Returning to the article, of particular interest to me was the discussion of an honour code, such as Princeton’s, where students sign a pledge. Ariely sees it as benefit as a reminder to people that is active for some time but, ultimately, would have little value over several years because, as we’ve already discussed, people rationalise in small increments over the short term rather than constructing long-term models where the pledge would make a difference. Sign a pledge in 2012 and it may just not have any impact on you by the middle of 2012, let alone at the end of 2015 when you’re trying to graduate. Potentially, at almost any cost.

In terms of ongoing reminders, and a signature on a piece of work saying (in effect) “I didn’t cheat”, Ariely asks what happens if you have to sign the honour clause after you’ve finished a test – well, if you’ve finished then any cheating has already occurred so the honour clause is useless then.
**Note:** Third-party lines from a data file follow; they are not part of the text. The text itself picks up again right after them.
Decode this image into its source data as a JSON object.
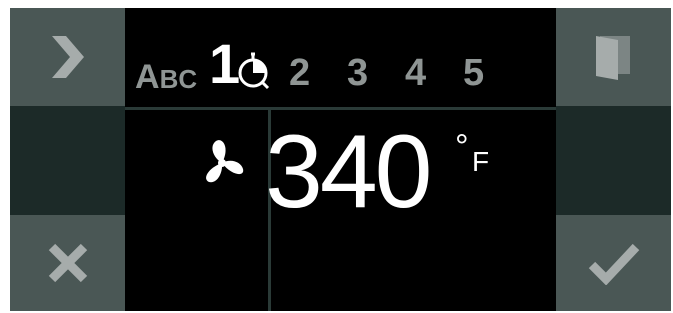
{
  "colors": {
    "side_button_bg": "#4a5755",
    "side_middle_bg": "#1c2a28",
    "icon_grey": "#a6acab",
    "display_bg": "#000000",
    "inactive_text": "#8f9594",
    "active_text": "#ffffff"
  },
  "left_panel": {
    "top_button_icon": "chevron-right-icon",
    "bottom_button_icon": "close-x-icon"
  },
  "right_panel": {
    "top_button_icon": "door-icon",
    "bottom_button_icon": "checkmark-icon"
  },
  "display": {
    "name_label_big": "A",
    "name_label_small": "BC",
    "active_step": "1",
    "timer_icon": "timer-icon",
    "steps": [
      "2",
      "3",
      "4",
      "5"
    ],
    "mode_icon": "fan-icon",
    "temperature": "340",
    "degree_symbol": "°",
    "unit": "F"
  }
}
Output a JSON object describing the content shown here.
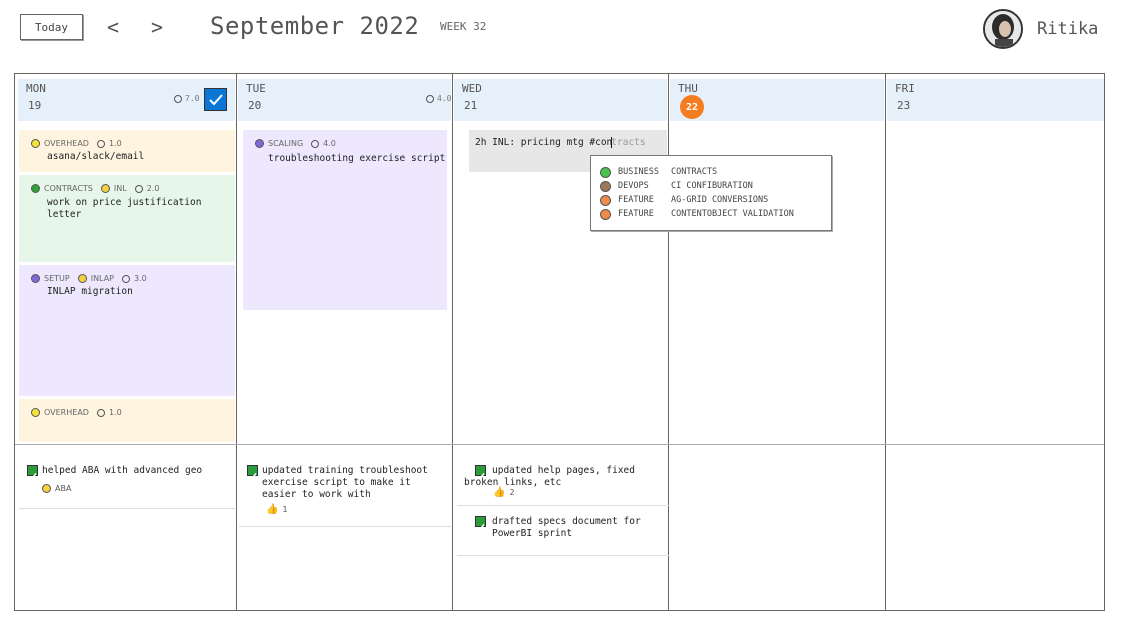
{
  "header": {
    "today_label": "Today",
    "prev_label": "<",
    "next_label": ">",
    "month_title": "September 2022",
    "week_label": "WEEK 32",
    "user_name": "Ritika"
  },
  "days": [
    {
      "name": "MON",
      "date": "19",
      "total": "7.0"
    },
    {
      "name": "TUE",
      "date": "20",
      "total": "4.0"
    },
    {
      "name": "WED",
      "date": "21"
    },
    {
      "name": "THU",
      "date": "22",
      "is_today": true
    },
    {
      "name": "FRI",
      "date": "23"
    }
  ],
  "tasks": {
    "mon": [
      {
        "tag": "OVERHEAD",
        "hours": "1.0",
        "title": "asana/slack/email",
        "color": "#f5e33a",
        "bg": "#fff4e0"
      },
      {
        "tag": "CONTRACTS",
        "person": "INL",
        "hours": "2.0",
        "title": "work on price justification letter",
        "color": "#2fa33a",
        "bg": "#e6f6e8"
      },
      {
        "tag": "SETUP",
        "person": "INLAP",
        "hours": "3.0",
        "title": "INLAP migration",
        "color": "#7d68d8",
        "bg": "#ede8fd"
      },
      {
        "tag": "OVERHEAD",
        "hours": "1.0",
        "color": "#f5e33a",
        "bg": "#fff4e0"
      }
    ],
    "tue": [
      {
        "tag": "SCALING",
        "hours": "4.0",
        "title": "troubleshooting exercise script",
        "color": "#7d68d8",
        "bg": "#ede8fd"
      }
    ]
  },
  "quick_entry": {
    "typed": "2h INL: pricing mtg #con",
    "completion": "tracts"
  },
  "suggestions": [
    {
      "category": "BUSINESS",
      "name": "CONTRACTS",
      "color": "#4cc24c"
    },
    {
      "category": "DEVOPS",
      "name": "CI CONFIBURATION",
      "color": "#a07858"
    },
    {
      "category": "FEATURE",
      "name": "AG-GRID CONVERSIONS",
      "color": "#f08a4a"
    },
    {
      "category": "FEATURE",
      "name": "CONTENTOBJECT VALIDATION",
      "color": "#f08a4a"
    }
  ],
  "done": {
    "mon": [
      {
        "text": "helped ABA with advanced geo",
        "person": "ABA"
      }
    ],
    "tue": [
      {
        "text": "updated training troubleshoot exercise script to make it easier to work with",
        "likes": "1"
      }
    ],
    "wed": [
      {
        "text": "updated help pages, fixed broken links, etc",
        "likes": "2"
      },
      {
        "text": "drafted specs document for PowerBI sprint"
      }
    ]
  }
}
If you remind people at the start of every assignment, every test, and get them to pledge at the beginning then this should have an impact – a halo effect to an extent, or a reminder of expectation that will make it harder for you to rationalise your dishonesty.

In our school we have an electronic submission system that require students to use to submit their assignments. It has boiler plate ‘anti-plagiarism’ text and you must accept the conditions to submit. However, this is your final act before submission and you have already finished the code, which falls immediately into the trap mentioned in the previous paragraph. Dan Ariely’s answers have made me think about how we can change this to make it more of an upfront reminder, rather than an ‘after the fact – oh it may be too late now’ auto-accept at the end of the activity. And, yes, reminder structures and behaviour modifiers in time banking are also being reviewed and added in the light of these new ideas.

The Wired Q&A is very interesting and covers a lot of ground but, realistically, I think I have to go and buy Dan Ariely’s book(s), prepare myself for some harsh reflection and thought, and plan for a long weekend of reading.